Elements of Hogg's own life fed into Unrelated, for which she needed a childless woman. Anna has never been a teenager, never experienced that freedom, so it is natural that she should feel attracted to the younger group as opposed to her friend who has enjoyed the sexual revolution, and has a family. But of course, she remains rudderless.

A number of critics have noticed how unlike her movie is to British films, more European mainland, perhaps particularly akin to the cinema of Éric Rohmer, reminding of his use of natural light and similar social situations.* This Hogg acknowledges, and also mentions that she watched Rossellini's Viaggio in Italia and read Mann's Death in Venice as well as the English L. P. Hartley's The Go-Between. Bresson's Notes on Cinematography is a vade vecum, and she particularly likes his credo of letting the feelings create the events rather than vice versa.

Yasujirō Ozu is also a great inspiration to Hogg, as she is drawn toward directors who have a 'still approach' to cinema, and Ozu pared things down to the minimum and left them unexplained. Unrelated has many long shots where there is no panning and the camera is motionless, and long facial close-ups that slowly reveal character without underlining anything. The use of the low budget Sony Z1 with which the film is shot necessitated this approach anyway, as panning too fast would have resulted in pixellation.

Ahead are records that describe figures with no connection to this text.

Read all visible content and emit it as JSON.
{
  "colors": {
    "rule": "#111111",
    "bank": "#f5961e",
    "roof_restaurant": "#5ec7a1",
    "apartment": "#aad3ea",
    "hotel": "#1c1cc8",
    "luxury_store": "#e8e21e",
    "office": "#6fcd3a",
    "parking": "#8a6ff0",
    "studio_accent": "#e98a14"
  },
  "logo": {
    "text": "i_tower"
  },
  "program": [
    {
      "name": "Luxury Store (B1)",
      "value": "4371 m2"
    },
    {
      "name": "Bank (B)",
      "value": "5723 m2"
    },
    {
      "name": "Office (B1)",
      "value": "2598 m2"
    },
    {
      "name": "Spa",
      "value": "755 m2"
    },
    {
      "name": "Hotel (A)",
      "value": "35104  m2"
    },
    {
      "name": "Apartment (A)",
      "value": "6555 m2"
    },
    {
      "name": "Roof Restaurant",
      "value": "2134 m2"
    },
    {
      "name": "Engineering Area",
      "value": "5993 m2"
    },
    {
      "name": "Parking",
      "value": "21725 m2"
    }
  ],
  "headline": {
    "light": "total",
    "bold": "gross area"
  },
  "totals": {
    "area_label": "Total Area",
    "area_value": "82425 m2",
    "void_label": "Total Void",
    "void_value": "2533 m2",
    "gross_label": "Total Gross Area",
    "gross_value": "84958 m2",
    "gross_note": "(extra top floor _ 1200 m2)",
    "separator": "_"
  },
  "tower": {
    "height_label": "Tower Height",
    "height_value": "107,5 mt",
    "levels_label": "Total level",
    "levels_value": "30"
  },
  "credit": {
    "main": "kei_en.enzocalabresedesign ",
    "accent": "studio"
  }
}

Important events happen offscreen so that only the reactions of the characters are seen, as Hogg believes this has a much more powerful effect, such as the father's anger toward the son in one of the villa rooms that is heard from the swimming pool by the others.

This is a hugely impressive, haunting début movie, and Hogg's second feature, Archipelago - which has received even better reviews than Unrelated - is coming to these parts soon.

*I was strongly reminded of the content of Le rayon vert (1986).